Sono ormai sempre più frequenti le ordinanze di cosiddetta incostituzionalità prospettata con cui la Corte costituzionale, in spirito di leale collaborazione con il Parlamento, sospende il proprio giudizio in attesa che il legislatore disciplini la materia entro il termine assegnato. Si pensi ad esempio alle ordinanze sul suicidio assistito, sulla previsione di pene detentive per la diffamazione a mezzo stampa e ora sulla fecondazione eterologa praticata dalle due donne all’estero, riguardo al quale la Corte afferma chiaramente che non sarà «più tollerabile il protrarsi dell’inerzia legislativa, tanto è grave il vuoto di tutela del preminente interesse del minore, riscontrato in questa pronuncia».

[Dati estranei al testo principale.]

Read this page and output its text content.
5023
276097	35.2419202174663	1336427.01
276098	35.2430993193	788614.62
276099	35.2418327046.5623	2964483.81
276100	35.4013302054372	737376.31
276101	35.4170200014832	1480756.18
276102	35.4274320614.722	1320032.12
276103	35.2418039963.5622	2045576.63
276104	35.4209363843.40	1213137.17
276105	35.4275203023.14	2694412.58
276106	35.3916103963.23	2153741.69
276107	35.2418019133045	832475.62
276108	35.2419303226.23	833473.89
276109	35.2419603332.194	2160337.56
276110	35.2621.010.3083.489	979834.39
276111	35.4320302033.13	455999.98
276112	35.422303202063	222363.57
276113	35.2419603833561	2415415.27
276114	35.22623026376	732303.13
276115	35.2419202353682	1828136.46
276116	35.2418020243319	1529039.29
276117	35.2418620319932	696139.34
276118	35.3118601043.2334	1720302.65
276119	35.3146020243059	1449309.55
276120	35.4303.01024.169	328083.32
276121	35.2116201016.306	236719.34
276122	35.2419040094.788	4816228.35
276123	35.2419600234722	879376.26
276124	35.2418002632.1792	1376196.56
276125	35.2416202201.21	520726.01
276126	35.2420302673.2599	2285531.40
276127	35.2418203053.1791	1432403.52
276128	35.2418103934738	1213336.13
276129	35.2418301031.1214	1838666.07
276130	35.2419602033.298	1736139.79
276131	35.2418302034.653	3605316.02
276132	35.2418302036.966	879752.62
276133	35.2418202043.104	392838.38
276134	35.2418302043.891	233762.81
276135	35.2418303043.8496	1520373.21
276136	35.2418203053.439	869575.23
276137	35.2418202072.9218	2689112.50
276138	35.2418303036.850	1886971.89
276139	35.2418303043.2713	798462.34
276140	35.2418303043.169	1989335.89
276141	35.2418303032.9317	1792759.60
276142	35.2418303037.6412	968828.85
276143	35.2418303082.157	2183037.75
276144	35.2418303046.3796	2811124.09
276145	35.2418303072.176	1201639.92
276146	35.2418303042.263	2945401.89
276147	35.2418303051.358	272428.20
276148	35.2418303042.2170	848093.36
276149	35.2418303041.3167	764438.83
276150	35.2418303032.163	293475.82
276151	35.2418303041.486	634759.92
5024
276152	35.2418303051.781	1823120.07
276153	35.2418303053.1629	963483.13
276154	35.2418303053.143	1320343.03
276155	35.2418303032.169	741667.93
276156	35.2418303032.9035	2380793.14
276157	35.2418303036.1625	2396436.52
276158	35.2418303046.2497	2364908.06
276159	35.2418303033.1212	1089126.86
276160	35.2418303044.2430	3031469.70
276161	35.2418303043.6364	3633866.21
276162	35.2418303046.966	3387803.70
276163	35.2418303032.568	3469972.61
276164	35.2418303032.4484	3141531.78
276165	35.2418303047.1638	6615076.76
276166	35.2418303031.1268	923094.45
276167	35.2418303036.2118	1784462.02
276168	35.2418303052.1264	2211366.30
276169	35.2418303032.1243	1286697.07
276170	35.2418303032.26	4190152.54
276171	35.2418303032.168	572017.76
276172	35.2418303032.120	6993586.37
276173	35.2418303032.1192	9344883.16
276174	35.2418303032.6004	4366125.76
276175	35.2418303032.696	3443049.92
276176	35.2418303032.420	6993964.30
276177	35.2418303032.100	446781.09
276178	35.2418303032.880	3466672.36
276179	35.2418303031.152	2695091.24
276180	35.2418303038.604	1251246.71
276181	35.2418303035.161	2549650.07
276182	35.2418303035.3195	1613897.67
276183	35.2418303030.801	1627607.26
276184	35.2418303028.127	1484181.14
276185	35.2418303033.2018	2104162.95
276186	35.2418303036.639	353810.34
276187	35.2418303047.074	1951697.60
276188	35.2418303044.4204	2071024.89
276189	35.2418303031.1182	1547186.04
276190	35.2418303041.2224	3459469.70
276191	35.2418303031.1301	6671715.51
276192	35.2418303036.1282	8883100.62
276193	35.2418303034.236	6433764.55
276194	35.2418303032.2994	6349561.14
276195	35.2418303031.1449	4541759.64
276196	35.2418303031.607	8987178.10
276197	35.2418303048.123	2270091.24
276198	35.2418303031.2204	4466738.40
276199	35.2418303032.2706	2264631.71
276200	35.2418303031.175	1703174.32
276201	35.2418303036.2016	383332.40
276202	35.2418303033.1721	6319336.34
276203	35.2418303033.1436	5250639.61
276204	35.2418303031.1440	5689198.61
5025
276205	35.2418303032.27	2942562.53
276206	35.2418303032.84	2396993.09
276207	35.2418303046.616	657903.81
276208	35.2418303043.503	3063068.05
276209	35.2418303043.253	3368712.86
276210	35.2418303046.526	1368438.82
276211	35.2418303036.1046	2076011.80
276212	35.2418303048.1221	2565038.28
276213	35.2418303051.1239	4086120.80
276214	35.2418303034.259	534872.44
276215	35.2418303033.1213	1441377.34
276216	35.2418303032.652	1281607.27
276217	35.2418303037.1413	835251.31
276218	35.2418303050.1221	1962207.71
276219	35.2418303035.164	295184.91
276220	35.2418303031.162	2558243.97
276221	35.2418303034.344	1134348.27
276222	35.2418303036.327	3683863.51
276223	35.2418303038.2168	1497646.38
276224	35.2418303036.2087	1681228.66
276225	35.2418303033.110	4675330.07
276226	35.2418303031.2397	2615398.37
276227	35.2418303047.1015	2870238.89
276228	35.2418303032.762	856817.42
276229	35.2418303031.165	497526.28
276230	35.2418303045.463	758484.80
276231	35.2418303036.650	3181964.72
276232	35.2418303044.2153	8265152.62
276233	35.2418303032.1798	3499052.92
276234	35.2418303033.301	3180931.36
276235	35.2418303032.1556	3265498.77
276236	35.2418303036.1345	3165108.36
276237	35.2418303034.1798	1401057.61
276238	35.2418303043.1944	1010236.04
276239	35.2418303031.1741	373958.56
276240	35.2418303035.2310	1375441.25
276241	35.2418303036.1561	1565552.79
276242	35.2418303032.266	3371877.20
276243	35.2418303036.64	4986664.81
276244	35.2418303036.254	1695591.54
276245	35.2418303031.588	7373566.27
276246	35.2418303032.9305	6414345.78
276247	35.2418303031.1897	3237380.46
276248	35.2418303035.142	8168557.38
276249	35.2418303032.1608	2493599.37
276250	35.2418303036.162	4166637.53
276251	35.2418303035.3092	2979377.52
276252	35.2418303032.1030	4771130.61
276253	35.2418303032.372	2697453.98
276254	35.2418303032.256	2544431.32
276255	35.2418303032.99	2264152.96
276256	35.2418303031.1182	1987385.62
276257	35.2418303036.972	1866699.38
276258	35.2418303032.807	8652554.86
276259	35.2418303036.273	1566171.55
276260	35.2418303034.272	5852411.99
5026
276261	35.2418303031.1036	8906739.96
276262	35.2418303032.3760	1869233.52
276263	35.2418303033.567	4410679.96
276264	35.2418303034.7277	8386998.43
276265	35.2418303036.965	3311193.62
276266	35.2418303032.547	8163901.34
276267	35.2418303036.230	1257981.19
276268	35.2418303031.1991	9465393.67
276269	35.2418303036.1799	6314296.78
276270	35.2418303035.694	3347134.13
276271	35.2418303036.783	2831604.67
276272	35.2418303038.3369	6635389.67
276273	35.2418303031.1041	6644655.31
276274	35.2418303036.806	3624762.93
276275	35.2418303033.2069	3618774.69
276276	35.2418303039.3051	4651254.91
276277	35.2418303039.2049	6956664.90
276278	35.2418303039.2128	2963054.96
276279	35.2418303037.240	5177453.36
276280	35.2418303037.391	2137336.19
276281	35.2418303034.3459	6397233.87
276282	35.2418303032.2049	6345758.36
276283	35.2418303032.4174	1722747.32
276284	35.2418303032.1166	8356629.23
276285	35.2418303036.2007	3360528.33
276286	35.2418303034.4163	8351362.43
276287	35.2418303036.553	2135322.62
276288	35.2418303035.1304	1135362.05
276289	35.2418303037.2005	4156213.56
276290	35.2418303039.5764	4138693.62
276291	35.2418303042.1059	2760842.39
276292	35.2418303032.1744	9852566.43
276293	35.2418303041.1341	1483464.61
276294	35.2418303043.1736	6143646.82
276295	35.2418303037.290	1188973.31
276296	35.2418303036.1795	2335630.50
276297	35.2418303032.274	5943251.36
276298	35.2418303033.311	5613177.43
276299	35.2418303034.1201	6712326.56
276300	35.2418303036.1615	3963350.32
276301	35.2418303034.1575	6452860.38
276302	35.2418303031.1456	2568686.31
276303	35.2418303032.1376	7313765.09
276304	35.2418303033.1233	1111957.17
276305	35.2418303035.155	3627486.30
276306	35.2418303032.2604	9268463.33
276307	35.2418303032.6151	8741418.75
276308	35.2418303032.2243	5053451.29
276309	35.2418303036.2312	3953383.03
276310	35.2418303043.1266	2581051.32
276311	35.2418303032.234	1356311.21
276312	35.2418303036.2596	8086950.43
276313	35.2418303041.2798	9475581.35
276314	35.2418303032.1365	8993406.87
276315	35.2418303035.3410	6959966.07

In altri casi, come quello del cognome della madre ai figli e, ora, del riconoscimento giuridico dei minori nati da maternità surrogata, la Corte, di fronte al ventaglio delle opzioni possibili, tutte compatibili con la Costituzione, avverte giustamente il dovere di arrestarsi e cedere doverosamente il passo alla discrezionalità del legislatore perché contemperi i diversi diritti e principi in gioco. Un compito – spiace dirlo – cui finora il legislatore non ha dato seguito. Ennesimo segnale della debolezza e incapacità della politica di farsi carico e dare risposta a questioni che incidono, in modo talora drammatico, sulla vita delle persone e sui loro nuovi diritti fondamentali.